At the start of 2016, I was the smallest I’ve ever been. I say smallest because I have never, ever been slim. I was a size 12 and I was ecstatic. I wasn’t going to tell you this, but at my heaviest, I was wearing clothes that were double this size. A big deal, right? But, the problem is, I was also the saddest I had ever been in my life. My heart was well and truly broken. Getting out of bed every day was a struggle. Some days I couldn’t bring myself to eat because I felt nauseous with anxiety. I slept all the time because it was too painful to be awake. So, being overweight was making me miserable, but after losing almost three stone, I was even worse. Life is funny like that sometimes.
I sought help and my heart slowly healed throughout the year. I started to enjoy being in Edinburgh and took advantage of being able to go out for food and drinks whenever I wanted. I was still going to the gym and my weight was pretty stable. It wasn’t until the Fringe Festival that some weight started to creep back on, but I was drinking a lot, so it was understandable. I started to feel more confident in my skin. I was dating and meeting new people all the time, which also helped to make me feel good.
I started 2017 motivated and ready to lose the weight I’d gained, hopefully more. I was going to the gym at least five times a week and was calorie counting intermittently. I took my first ever gym selfie – sorry, not sorry – and I was feeling the most confident I had in a long, long time. And then, the worst thing imaginable happened: I fell off a treadmill and tore ligaments in my left ankle. For the first time in my life, I had to go to A&E and was confined to crutches for the whole of February. I haven’t returned to the gym, as I’ve only been able to start walking again without pain. This means I’ve piled on weight once again.
I’m so, so mad at myself. Of course, there’s no point in being angry, but I could’ve easily avoided my injury. What’s more, I could have realised that inactivity would result in putting on weight and taken steps to avoid it. But, once again, I turned to food when I was distressed. I didn’t realise quite how much weight I had gained until my clothes got tighter. Now, some of them don’t fit at all. I could scream. I worked so hard to get to a point where I was just starting to feel good about myself, then I lost it all. I feel like I’m back at square one, but I just don’t have the energy to keep fighting the scales.
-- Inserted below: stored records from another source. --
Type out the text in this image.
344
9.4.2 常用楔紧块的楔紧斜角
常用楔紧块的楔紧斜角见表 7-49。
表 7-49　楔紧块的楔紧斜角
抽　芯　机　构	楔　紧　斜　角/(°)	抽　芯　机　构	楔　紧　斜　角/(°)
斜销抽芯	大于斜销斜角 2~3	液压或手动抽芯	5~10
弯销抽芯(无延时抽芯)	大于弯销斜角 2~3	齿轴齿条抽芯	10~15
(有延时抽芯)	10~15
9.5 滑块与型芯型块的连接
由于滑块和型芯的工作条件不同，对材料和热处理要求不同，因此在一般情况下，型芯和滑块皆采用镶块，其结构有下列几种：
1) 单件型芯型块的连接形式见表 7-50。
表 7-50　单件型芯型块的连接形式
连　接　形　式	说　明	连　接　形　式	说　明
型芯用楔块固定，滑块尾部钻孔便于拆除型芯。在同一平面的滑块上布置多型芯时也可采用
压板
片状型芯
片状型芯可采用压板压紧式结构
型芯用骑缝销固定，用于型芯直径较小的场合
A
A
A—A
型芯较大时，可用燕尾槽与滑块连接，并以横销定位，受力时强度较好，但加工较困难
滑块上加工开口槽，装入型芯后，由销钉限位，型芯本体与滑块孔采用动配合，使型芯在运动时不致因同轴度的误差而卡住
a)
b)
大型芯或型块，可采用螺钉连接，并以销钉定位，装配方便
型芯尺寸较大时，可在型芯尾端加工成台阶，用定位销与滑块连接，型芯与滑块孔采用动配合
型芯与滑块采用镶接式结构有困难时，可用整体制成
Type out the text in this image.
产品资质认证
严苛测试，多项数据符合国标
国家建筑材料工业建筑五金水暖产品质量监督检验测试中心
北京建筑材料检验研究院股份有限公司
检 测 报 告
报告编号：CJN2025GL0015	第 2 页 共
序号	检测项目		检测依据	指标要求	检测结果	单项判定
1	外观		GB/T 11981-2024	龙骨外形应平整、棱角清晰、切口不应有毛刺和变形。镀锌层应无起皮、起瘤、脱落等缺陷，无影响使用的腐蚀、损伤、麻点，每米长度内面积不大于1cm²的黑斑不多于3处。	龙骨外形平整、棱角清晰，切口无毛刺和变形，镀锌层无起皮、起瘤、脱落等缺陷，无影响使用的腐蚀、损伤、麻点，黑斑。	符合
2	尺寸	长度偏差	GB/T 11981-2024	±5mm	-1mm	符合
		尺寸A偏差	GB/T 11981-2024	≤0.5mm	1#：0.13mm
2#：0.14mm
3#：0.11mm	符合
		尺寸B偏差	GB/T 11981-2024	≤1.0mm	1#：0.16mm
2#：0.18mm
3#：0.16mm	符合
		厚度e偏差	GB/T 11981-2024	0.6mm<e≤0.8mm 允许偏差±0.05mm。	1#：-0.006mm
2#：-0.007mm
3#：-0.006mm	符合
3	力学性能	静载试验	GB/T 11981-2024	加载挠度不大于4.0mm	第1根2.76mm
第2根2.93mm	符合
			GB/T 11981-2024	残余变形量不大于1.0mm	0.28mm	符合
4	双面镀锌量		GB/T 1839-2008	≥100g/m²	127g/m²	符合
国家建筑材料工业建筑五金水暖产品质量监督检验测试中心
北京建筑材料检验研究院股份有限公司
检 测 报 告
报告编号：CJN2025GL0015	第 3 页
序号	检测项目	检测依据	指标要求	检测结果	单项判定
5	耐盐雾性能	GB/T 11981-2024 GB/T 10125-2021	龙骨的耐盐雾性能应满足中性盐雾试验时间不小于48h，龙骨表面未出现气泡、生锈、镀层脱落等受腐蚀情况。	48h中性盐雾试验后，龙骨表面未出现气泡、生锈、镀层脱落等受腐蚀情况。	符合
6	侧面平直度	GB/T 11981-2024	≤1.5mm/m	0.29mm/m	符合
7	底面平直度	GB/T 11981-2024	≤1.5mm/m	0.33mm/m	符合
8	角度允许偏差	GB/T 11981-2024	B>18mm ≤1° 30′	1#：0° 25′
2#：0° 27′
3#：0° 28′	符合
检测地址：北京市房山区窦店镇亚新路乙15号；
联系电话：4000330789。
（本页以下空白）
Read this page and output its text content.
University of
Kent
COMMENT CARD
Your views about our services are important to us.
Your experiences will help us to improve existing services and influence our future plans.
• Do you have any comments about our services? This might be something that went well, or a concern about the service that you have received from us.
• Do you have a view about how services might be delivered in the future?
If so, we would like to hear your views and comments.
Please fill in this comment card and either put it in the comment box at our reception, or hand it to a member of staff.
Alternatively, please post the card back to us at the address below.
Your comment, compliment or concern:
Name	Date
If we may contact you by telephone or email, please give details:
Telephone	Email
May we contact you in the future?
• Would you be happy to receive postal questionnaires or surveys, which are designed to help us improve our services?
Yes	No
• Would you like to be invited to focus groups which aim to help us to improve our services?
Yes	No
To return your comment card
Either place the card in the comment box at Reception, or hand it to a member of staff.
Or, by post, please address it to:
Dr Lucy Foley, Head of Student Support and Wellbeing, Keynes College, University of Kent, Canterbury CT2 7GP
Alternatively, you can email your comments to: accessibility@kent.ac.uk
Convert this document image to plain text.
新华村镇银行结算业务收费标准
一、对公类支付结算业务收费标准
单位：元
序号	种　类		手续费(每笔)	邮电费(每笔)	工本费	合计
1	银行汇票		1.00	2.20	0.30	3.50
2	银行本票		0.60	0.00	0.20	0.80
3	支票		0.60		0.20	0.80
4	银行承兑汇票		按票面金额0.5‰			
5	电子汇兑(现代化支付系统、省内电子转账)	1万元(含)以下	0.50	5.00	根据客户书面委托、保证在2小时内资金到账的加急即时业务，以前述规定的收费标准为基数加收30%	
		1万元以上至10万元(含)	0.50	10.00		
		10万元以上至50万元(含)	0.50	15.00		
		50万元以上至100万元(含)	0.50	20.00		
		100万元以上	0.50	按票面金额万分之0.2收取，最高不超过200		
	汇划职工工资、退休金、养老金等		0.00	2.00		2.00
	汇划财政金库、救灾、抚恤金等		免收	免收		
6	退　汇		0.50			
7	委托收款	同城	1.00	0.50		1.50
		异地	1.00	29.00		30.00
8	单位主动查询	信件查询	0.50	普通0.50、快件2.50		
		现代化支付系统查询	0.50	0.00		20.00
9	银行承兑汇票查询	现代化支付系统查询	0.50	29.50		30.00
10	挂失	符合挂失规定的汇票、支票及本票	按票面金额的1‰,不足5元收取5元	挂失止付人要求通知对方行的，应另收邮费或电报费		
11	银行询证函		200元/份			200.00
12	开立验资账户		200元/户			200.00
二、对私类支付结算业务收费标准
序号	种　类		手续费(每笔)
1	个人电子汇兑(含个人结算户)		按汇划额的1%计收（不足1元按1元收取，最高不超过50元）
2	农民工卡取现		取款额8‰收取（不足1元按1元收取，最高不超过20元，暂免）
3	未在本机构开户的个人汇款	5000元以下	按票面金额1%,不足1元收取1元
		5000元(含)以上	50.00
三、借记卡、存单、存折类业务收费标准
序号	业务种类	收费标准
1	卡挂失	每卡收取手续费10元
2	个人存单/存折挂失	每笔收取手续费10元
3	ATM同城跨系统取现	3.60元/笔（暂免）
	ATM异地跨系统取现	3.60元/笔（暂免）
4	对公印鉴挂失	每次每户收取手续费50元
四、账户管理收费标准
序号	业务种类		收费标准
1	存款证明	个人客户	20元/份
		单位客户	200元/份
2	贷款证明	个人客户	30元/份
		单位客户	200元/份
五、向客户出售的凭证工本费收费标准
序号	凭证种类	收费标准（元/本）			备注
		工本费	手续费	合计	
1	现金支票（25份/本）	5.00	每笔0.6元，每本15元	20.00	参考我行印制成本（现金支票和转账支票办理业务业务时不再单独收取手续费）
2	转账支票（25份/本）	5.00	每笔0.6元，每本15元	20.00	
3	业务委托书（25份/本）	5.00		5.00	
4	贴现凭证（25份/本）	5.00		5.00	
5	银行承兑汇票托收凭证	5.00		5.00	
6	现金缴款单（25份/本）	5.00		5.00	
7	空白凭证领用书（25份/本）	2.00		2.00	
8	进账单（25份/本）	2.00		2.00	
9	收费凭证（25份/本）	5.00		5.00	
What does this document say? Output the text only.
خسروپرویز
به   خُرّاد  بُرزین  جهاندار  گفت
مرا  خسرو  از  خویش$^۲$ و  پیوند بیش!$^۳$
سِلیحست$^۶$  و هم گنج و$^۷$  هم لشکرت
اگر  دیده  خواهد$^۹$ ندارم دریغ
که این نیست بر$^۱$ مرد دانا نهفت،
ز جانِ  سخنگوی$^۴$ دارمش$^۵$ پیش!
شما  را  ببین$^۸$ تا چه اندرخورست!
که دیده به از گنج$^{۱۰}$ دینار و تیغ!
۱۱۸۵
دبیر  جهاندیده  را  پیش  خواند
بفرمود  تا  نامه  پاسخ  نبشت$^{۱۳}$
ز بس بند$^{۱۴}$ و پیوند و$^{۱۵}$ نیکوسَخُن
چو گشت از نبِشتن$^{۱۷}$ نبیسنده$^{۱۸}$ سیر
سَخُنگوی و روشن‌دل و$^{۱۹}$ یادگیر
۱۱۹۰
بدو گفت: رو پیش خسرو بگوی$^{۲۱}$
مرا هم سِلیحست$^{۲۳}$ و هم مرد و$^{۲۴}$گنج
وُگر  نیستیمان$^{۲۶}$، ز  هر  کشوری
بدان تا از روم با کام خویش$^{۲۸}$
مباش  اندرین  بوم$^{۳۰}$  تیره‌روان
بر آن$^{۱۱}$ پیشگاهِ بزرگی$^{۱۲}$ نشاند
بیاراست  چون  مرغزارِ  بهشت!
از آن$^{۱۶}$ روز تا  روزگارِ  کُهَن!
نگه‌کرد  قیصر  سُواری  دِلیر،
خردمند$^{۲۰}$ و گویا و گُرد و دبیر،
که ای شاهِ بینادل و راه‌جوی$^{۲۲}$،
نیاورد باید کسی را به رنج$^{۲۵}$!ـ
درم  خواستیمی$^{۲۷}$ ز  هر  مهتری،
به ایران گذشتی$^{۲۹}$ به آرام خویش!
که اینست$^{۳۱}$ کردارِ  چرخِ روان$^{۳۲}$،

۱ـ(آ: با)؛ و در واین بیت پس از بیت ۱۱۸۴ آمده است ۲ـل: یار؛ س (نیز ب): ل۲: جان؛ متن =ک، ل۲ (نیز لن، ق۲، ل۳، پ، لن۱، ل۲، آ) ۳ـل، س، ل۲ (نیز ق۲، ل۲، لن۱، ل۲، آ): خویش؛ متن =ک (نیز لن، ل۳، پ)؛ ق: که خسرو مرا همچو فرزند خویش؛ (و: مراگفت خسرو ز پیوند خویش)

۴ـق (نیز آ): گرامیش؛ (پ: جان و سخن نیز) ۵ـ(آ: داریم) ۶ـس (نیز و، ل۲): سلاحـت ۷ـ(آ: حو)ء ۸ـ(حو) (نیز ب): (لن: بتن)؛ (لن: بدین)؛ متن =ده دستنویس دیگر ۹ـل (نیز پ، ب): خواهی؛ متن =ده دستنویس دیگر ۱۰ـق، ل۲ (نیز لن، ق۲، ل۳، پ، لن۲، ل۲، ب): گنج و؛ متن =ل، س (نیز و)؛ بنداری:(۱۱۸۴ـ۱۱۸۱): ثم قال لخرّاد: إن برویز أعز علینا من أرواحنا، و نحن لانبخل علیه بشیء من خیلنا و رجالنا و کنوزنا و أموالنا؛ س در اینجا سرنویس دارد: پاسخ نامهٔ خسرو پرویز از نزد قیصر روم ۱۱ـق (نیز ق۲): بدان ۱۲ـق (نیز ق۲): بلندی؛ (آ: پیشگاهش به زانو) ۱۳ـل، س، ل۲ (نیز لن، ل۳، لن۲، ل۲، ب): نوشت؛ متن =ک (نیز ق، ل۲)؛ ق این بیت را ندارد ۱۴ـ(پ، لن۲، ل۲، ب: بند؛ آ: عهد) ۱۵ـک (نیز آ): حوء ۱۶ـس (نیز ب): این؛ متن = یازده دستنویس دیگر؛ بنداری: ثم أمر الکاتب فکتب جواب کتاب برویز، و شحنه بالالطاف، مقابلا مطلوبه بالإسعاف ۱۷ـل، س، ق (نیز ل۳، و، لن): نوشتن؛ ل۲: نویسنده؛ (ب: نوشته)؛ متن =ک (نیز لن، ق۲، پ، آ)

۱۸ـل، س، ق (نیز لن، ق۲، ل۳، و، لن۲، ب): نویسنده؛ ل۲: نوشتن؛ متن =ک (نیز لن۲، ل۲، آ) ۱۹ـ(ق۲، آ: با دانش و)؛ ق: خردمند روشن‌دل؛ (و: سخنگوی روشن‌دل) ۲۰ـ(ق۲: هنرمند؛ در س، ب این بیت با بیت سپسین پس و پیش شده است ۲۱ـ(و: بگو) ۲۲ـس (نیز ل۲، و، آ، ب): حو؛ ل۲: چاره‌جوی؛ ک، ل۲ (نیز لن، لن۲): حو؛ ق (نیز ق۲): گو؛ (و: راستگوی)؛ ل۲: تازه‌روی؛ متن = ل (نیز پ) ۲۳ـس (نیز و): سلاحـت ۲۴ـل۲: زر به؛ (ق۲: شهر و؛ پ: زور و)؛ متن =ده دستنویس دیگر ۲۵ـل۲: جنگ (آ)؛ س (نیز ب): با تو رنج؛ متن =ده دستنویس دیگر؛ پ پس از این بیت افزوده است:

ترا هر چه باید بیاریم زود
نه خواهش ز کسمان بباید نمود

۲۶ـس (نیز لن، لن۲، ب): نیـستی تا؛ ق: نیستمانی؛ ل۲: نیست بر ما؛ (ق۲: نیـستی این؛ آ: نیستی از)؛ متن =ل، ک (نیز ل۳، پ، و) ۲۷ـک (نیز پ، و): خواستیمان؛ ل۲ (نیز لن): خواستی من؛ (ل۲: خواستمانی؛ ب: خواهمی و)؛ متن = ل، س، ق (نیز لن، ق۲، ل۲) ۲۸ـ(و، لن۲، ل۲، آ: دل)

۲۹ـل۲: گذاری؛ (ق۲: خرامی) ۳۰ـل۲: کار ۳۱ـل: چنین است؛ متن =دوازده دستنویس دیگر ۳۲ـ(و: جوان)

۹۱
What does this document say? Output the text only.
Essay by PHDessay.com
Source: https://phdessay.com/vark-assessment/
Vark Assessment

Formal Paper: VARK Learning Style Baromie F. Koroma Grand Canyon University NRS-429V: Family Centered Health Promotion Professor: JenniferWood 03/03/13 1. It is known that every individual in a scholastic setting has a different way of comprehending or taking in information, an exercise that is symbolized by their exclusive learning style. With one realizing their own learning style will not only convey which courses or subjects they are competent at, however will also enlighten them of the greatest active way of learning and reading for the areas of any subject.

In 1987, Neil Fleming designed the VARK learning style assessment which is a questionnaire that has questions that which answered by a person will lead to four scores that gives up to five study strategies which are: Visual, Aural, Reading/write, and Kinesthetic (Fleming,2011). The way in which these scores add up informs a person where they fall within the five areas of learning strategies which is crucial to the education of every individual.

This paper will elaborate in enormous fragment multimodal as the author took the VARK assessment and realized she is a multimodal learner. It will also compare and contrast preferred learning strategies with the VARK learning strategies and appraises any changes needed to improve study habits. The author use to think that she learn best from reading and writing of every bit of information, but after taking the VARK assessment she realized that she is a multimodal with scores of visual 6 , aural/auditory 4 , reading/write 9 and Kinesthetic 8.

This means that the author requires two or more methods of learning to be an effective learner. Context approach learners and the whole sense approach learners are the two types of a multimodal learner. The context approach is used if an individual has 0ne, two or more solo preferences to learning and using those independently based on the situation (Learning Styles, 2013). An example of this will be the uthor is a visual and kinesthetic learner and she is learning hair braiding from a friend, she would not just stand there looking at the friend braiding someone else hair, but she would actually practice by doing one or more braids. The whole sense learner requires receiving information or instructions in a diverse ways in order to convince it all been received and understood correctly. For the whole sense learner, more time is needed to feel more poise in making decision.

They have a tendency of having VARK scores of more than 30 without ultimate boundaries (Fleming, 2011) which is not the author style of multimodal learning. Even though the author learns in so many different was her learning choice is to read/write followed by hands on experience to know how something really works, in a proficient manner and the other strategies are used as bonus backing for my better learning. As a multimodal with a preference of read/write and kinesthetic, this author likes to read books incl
Weight has plagued my whole life and I’m exhausted. There are those out there who will never understand what it’s like to have a terrible metabolism and can eat whatever they like, never work out and still look like a beanpole. I will never be one of those people. I have to fight tooth and nail just to keep my weight at a reasonable number. So, forgive me for not being able to do that right now. My body confidence is the lowest it has been for years, but I just don’t have the drive to do anything about it. I know I’ll find the motivation I need to start getting back on track eventually, but until then I need to appease the anger and frustration I feel for letting myself get back to this point.